Zero Shot Learning

A Simple Explanation - By Varsha Saini

Humans are able to recognise objects that they have not seen before based on some description about them whereas a machine learning model is only able to predict the classes on which it has been trained. But what if a new class appears in the testing data?

For example, let us assume you have seen a horse and not a zebra. But you know that a zebra looks like a horse except it has black and white stripes on its body. Then you probably can recognize a zebra if you see it. This is the ability that zero-shot learning aims to provide.

What is Zero-Shot Learning in Machine Learning?

Zero-shot learning is a model ability to detect the classes that it has not seen while training. It is the ability to solve a task without any pre-training.

Data in zero-shot learning

In zero-shot learning, the data consists of seen classes, unseen classes and auxiliary information. Let’s consider we are training a model for image classification which has two classes dog and cat (images of dog and cat). But we have descriptions for other animals like cow, elephant, pig etc.

1. Seen Classes

Classes for which labelled images are present while training the model. In our case, dog and cat are seen classes.

2. Unseen Classes

Classes for which labelled images are not present while training the model. In our case, cow, elephant and pig images are unseen classes.

3. Auxiliary Information

Auxiliary information acts as a bridge between seen and unseen classes. It is the information in the form of the class description or word embeddings for both seen and unseen classes.

Types of Zero-Shot Learning

The zero-shot learning can be categorized based on the data available during training or testing time. Inductive and transductive zero-shot learning is based on training data whereas conventional and generalized zero-shot learning is based on testing data.
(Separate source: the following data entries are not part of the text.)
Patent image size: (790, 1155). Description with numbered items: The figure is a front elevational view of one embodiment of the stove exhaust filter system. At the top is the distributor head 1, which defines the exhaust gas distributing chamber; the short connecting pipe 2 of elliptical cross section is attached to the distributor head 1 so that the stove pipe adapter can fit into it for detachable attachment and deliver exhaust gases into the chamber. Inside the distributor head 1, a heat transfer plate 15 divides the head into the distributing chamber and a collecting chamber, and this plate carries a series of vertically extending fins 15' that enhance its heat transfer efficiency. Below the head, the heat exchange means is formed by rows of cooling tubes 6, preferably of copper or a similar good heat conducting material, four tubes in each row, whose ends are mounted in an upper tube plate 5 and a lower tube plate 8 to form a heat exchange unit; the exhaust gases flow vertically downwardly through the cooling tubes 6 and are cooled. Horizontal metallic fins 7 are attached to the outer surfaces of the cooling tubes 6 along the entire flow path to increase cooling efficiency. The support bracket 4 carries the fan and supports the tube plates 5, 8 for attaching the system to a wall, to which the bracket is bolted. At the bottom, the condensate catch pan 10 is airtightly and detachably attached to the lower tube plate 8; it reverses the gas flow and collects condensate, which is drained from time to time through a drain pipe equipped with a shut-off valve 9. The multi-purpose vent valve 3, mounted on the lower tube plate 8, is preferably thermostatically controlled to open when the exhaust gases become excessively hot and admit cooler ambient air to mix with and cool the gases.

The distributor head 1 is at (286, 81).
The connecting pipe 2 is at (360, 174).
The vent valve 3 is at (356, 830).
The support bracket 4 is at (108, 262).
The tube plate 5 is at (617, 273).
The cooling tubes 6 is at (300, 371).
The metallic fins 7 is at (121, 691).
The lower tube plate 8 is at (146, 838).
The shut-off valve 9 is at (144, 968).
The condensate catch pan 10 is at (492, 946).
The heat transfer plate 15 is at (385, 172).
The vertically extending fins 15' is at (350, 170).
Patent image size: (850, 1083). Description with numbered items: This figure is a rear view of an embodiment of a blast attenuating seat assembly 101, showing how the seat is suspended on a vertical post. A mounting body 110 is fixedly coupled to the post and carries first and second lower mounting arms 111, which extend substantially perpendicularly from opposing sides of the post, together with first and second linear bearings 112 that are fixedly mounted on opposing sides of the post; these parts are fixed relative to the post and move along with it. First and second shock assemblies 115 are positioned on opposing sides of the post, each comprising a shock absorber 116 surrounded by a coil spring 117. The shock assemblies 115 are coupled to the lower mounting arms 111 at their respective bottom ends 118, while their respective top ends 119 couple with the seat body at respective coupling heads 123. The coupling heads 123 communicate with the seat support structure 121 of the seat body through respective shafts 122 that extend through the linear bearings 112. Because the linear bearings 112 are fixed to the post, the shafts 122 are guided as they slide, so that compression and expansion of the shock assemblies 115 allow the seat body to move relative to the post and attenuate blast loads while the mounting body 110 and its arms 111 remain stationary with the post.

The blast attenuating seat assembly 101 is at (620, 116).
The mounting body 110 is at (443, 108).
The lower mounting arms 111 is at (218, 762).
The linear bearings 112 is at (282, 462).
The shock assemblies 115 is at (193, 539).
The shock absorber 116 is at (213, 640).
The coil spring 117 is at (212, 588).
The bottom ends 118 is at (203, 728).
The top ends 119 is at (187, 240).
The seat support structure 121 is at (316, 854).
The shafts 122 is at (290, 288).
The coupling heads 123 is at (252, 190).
1. Inductive Zero-Shot Learning

While training the model, the labelled image is present for seen data and auxiliary information (semantic information) is present for both seen and unseen data.

In this type of zero-shot learning, the model tries to transfer knowledge from semantic description to visual image. In this way, the model will be able to recognise images from unseen classes at the time of testing.

2. Transductive Zero-Shot Learning

While training the model, the labelled image is present for seen data and auxiliary information (semantic information) is present for both seen and unseen data. In addition, unlabelled unseen images are also available.

3. Conventional Zero-Shot Learning

While testing the model, the images to be recognized only belongs to the unseen classes. This type of zero-shot learning is a bit impractical in real cases.

4. Generalized Zero-Shot Learning

While testing the model, the images to be recognized can belong to both seen and unseen classes. Generalized zero-shot learning is challenging as the model gets biased towards seen data as it has only learned seen classes while training. But it is more close to a realistic use case.